Education Guide

ResourcesDefining Folklore

Defining Folklore

The Educative Matrix of Folklore

Clearly, folklore is alive and well. It constitutes a basic and important educative and expressive setting in which individuals learn how to see, act, respond, and express themselves by the empirical observation of close human interactions and expressions in their immediate society (that is, the family, occupational or religious group, ethnic or regional community). Folklore structures the worldview through which a person is educated into the language and logic systems of these close societies. It provides ready formulas for the expression of cultural norms.

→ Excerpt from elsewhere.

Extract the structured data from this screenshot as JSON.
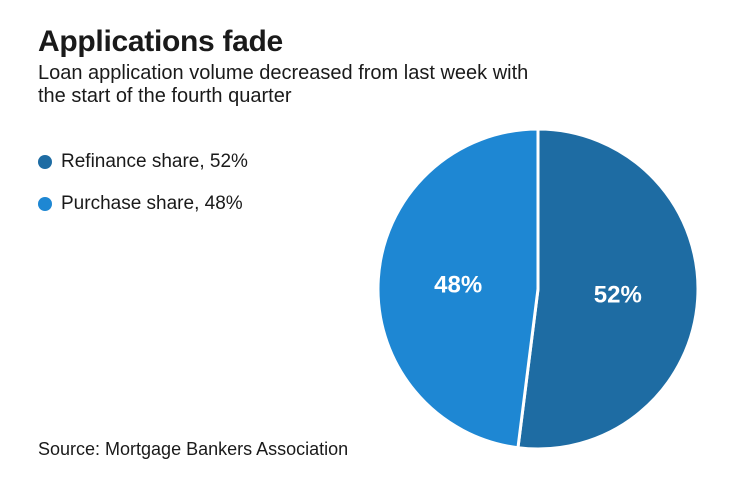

The Dynamics of Folklore, by Barre Toelken
Utah State University Press, 1996

General Traits of Folklore

  1. Folklore involves a tradition that passes over time and through space and is not necessarily old; in fact, it is often contemporary and dynamic.
  2. The learning process is usually by word of mouth, observation and imitation.
  3. There are conservative elements that stay the same through many transmissions. For example, the plot of the ballad “Barbara Allen” remains the same: A woman forsakes a man and he dies.
  4. On the other hand, folklore is also dynamic, changing in transmission (versions), while keeping a storehouse of conservative elements such as motifs, metaphors, characters that belong to the collective and get reworked again and again. Thus, each singer of “Barbara Allen” might accidentally or purposefully change the lyrics.
  5. The source is often anonymous.

Folk Groups

Folk groups can be any groups of people who share special language, customs, traditions and can be based upon factors such as nationality, age, gender, ethnicity, religion, region, neighborhood, social class, social clubs, family, occupation, school, classroom. All of us belong to many different, sometimes overlapping, folk groups that change throughout our lives.

Functions of Folklore

  • Entertainment
  • Education and instruction
  • Relief of cultural tension
  • Boundary-defining
  • Validation of a culture (paradoxically, folklore can also violate cultural norms)

Basic Types of Folklore

  • Oral Narratives – tales, legends, proverbs, jokes, riddles, anecdotes, oral poetry, toasts, sermons, personal experience narratives
  • Music – lullabies to highly polished song styles
  • Material Culture – the “stuff” of traditional culture, which includes, for example, the following:
    • Architecture – barns, fences, outbuildings, houses
    • Crafts and Decorative Arts – baskets, quilts, coverlets, carvings, pottery, weaving, tool-making, furniture-making, needlework, home or yard decoration
    • Foodways – preserving food, recipes, ritual meals, who does what
  • Beliefs – folk wisdom, superstitions, weatherlore, remedies, prejudice, spirituality
  • Customs – group celebrations, holidays, calendar traditions, rituals, birthdays
  • Body Communications – greetings, handshakes, dance, games, gestures

Traditional, Popular and Elite Culture

Traditional knowledge and culture are learned and transmitted by word of mouth and observation within our many overlapping folk groups. Elite or academic knowledge is learned and transmitted formally in a society’s institutions such as schools, universities, museums and concert halls. Popular culture is learned and transmitted through mass media. The boundaries between these kinds of knowledge and culture blur interestingly, and often traditional knowledge and culture are overlooked or dismissed as quaint or untrue.

Content and Methodology

Folklore’s relevance to K-12 educators is interdisciplinary and twofold. Young people respond not only to the content of folklore–sharing their own and discovering others’ traditions–but to collecting folklore through various fieldwork methods, which can include observation, notetaking, mapping, interviewing, audio or video recording, archiving and presenting findings in any variety of ways.